MongoDB Database Node
Overview
The MongoDB Database Node enables you to perform MongoDB operations—such as querying, inserting, updating, and deleting records—directly within your Martini workflow.
For general details on database nodes and a list of supported databases (both NoSQL and SQL), see Workflow Database Node.
What You Will Learn
- How to add and configure a MongoDB Database Node in your workflow
- How to use MongoDB filters and projections with dynamic placeholders
- How to map workflow properties to MongoDB query inputs and from outputs
When to Use This
Use this node when you need to:
- Execute MongoDB operations (read/write) using your workflow.
- Automate data flows between your workflow and an external MongoDB database.
- Integrate MongoDB logic directly into your workflow for seamless backend automation.
See more use cases in Workflow Database Node: When To Use This.
Prerequisites
Before you start
-
Set up a MongoDB database: You need a running MongoDB database to store and retrieve data for your workflow.
MongoDB Version Requirements
Ensure you are using a MongoDB version supported by Martini.
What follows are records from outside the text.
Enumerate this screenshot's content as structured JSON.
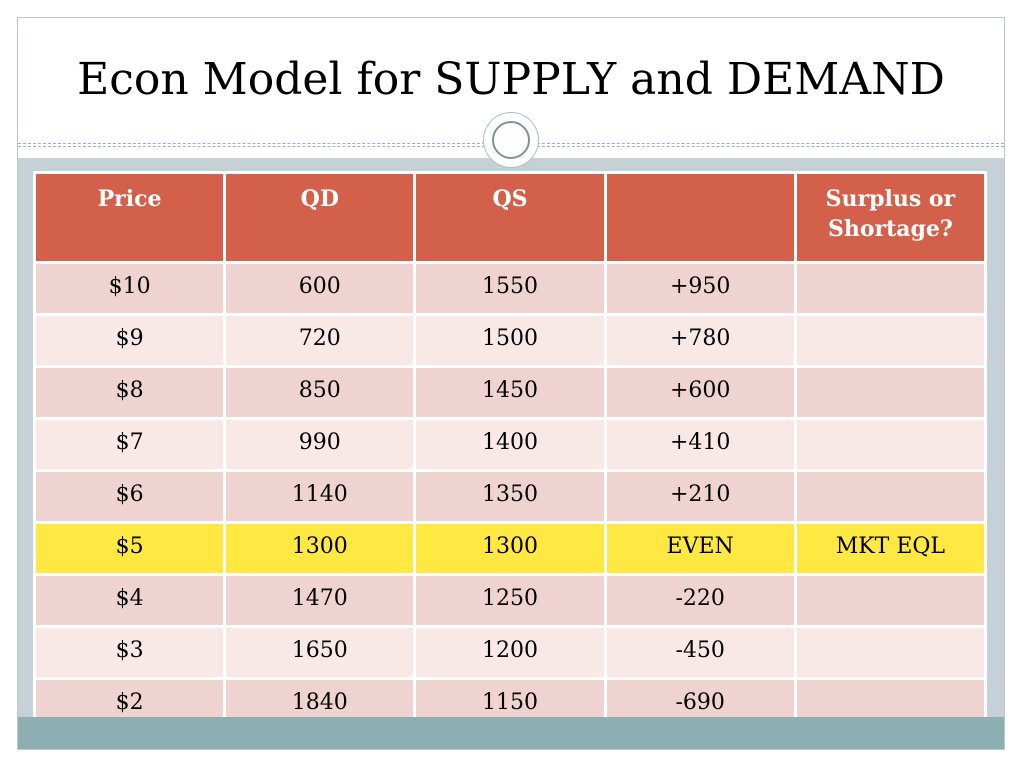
{
  "title": "Econ Model for SUPPLY and DEMAND",
  "table": {
    "headers": [
      "Price",
      "QD",
      "QS",
      "",
      "Surplus or Shortage?"
    ],
    "rows": [
      [
        "$10",
        "600",
        "1550",
        "+950",
        ""
      ],
      [
        "$9",
        "720",
        "1500",
        "+780",
        ""
      ],
      [
        "$8",
        "850",
        "1450",
        "+600",
        ""
      ],
      [
        "$7",
        "990",
        "1400",
        "+410",
        ""
      ],
      [
        "$6",
        "1140",
        "1350",
        "+210",
        ""
      ],
      [
        "$5",
        "1300",
        "1300",
        "EVEN",
        "MKT EQL"
      ],
      [
        "$4",
        "1470",
        "1250",
        "-220",
        ""
      ],
      [
        "$3",
        "1650",
        "1200",
        "-450",
        ""
      ],
      [
        "$2",
        "1840",
        "1150",
        "-690",
        ""
      ]
    ],
    "highlighted_row": 5
  },
  "colors": {
    "header": "#d3604a",
    "row_odd": "#efd3d0",
    "row_even": "#f8e9e7",
    "highlight": "#ffe841"
  }
}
See MongoDB Version Compatibility for details.
-
Install Martini Designer: Martini Designer is required to build and manage workflows.
See: Installation guide -
Configure a MongoDB database connection in Martini: Martini needs to know how to connect to your database.
See: Creating and Configuring a MongoDB Connection in Martini
While using this feature
-
Create a Martini package: Packages organize your workflow and related resources.
See: How to Create a Package -
Create a workflow: The workflow is where you'll add and configure the MongoDB Database Node.
See: Workflow creation steps
Getting Started
The simplest way to understand using the MongoDB Database Node in Martini is to start with an Insert One operation. This covers the basics of mapping workflow properties to document fields and retrieving the generated document ID, which is a pattern you can apply to other operations.
Example: Insert One Guest Document
Suppose you want to add a guest to your guests collection with the fields firstname, lastname, and email. Here's how you do it:
- Ensure your MongoDB database has a
guestscollection (no need to predefine fields). - Add workflow input properties:
guestFirstName,guestLastName,guestEmail. - Add a MongoDB Database Node to your workflow and connect it to your Start Trigger.
-
In the Query Tab, set:
- Connection Name: your configured MongoDB connection name
- Type:
Insert One - Database: your database name
- Collection:
guests - See Query Tab for details on each field.
-
In the Data Mapping Panel, map your workflow properties to the corresponding fields inside the input model:
-
guestFirstName→input.firstname guestLastName→input.lastnameguestEmail→input.email- See Input Mapper Layout and Custom Input Properties for more on mapping.
-
Map the output property:
_id→newGuestId(the generated document ID)- See Output Mapper Layout for details on output mapping.
-
Run your workflow. The guest is inserted, and you can use
newGuestIdin subsequent steps.
This example demonstrates the core mapping concepts: workflow properties become document fields, and output properties (like
_id) let you use results in your workflow. Once you grasp this, you can apply the same mapping logic to Find, Update, and Aggregate operations.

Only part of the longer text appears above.